I decided to research BPD and to try to find out more about it. I learnt that BPD sufferers can have extreme mood swings, going from feeling wonderful one minute to suicidal the next. During our chats online I told M that if she ever wanted someone to talk to then I would always be there to listen. She told me of her feelings of lack of self worth and that in her opinion nobody really cared about her, or wanted to listen, not even her friends would make that much of an effort. She assumed that because of her mental health condition, not many people would be willing to get to know her. I was very persistent with M, reassuring her that I wanted to listen to her problems. I established a lot of trust with M because otherwise she would not of told me these things. After a while I suggested to M about going for a coffee and a chat. I sat opposite her in the caf, maintaining eye contact with her and leaning towards her slightly, interested in everything she had to say.
As we talked I noticed that there was deep slash marks on both of her wrists. I asked her about them and She told me that she had tried to kill herself many times and that it made her feel better by cutting herself. That was when I decided that my own personal goal was to try and inject some positivity into this girls life and maybe over time she would not cut herself anymore? This girl needed to know that people did care about her and she wasnt the horrible person she thought she was. After that we met up several times and even to this day we talk online, she has often thanked me for listening to her and has made me feel very good about myself.
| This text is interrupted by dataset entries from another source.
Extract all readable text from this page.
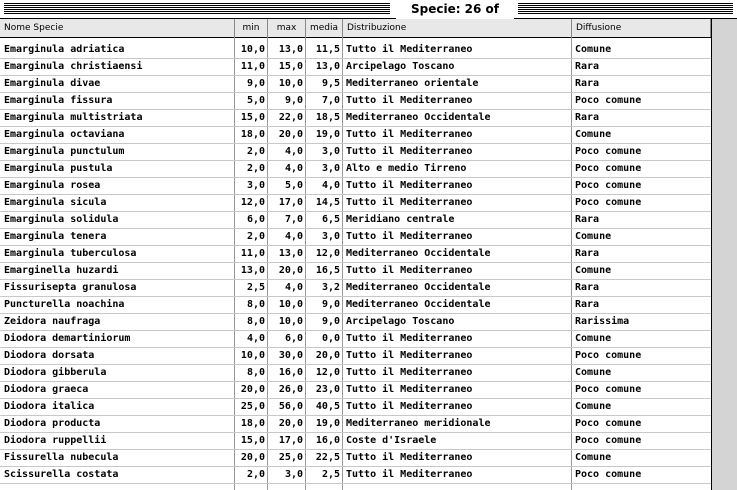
Specie: 26 of
Nome Specie	min	max	media Distribuzione	Diffusione
Emarginula adriatica	10,0	13,0	11,5 Tutto il Mediterraneo	Comune
Emarginula christiaensi	11,0	15,0	13,0 Arcipelago Toscano	Rara
Emarginula divae	9,0	10,0	9,5 Mediterraneo orientale	Rara
Emarginula fissura	5,0	9,0	7,0 Tutto il Mediterraneo	Poco comune
Emarginula multistriata	15,0	22,0	18,5 Mediterraneo Occidentale	Rara
Emarginula octaviana	18,0	20,0	19,0 Tutto il Mediterraneo	Comune
Emarginula punctulum	2,0	4,0	3,0 Tutto il Mediterraneo	Poco comune
Emarginula pustula	2,0	4,0	3,0 Alto e medio Tirreno	Poco comune
Emarginula rosea	3,0	5,0	4,0 Tutto il Mediterraneo	Poco comune
Emarginula sicula	12,0	17,0	14,5 Tutto il Mediterraneo	Poco comune
Emarginula solidula	6,0	7,0	6,5 Meridiano centrale	Rara
Emarginula tenera	2,0	4,0	3,0 Tutto il Mediterraneo	Comune
Emarginula tuberculosa	11,0	13,0	12,0 Mediterraneo Occidentale	Rara
Emarginella huzardi	13,0	20,0	16,5 Tutto il Mediterraneo	Comune
Fissurisepta granulosa	2,5	4,0	3,2 Mediterraneo Occidentale	Rara
Puncturella noachina	8,0	10,0	9,0 Mediterraneo Occidentale	Rara
Zeidora naufraga	8,0	10,0	9,0 Arcipelago Toscano	Rarissima
Diodora demartiniorum	4,0	6,0	0,0 Tutto il Mediterraneo	Comune
Diodora dorsata	10,0	30,0	20,0 Tutto il Mediterraneo	Poco comune
Diodora gibberula	8,0	16,0	12,0 Tutto il Mediterraneo	Comune
Diodora graeca	20,0	26,0	23,0 Tutto il Mediterraneo	Poco comune
Diodora italica	25,0	56,0	40,5 Tutto il Mediterraneo	Comune
Diodora producta	18,0	20,0	19,0 Mediterraneo meridionale	Poco comune
Diodora ruppellii	15,0	17,0	16,0 Coste d'Israele	Poco comune
Fissurella nubecula	20,0	25,0	22,5 Tutto il Mediterraneo	Comune
Scissurella costata	2,0	3,0	2,5 Tutto il Mediterraneo	Poco comune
I think she is very appreciative to have someone who is genuinely interested in her thoughts and feelings. I can definitely empathize with M because in the past I have personally suffered from Anxiety and Paranoia, thus making me feel very down in the dumps and I also believed at the time nobody wanted to listen to me either. Iv accepted M for who she is, not letting her mental illness deter me whatsoever. Ive learnt something new and find mental health very interesting. I think for some people that if they do not understand something then they treat it with ignorance. Hopefully over time I will help to build up her confidence but there is some very serious underlying problems as to why she cuts herself. This is an ongoing progress but I am determined to get there one day.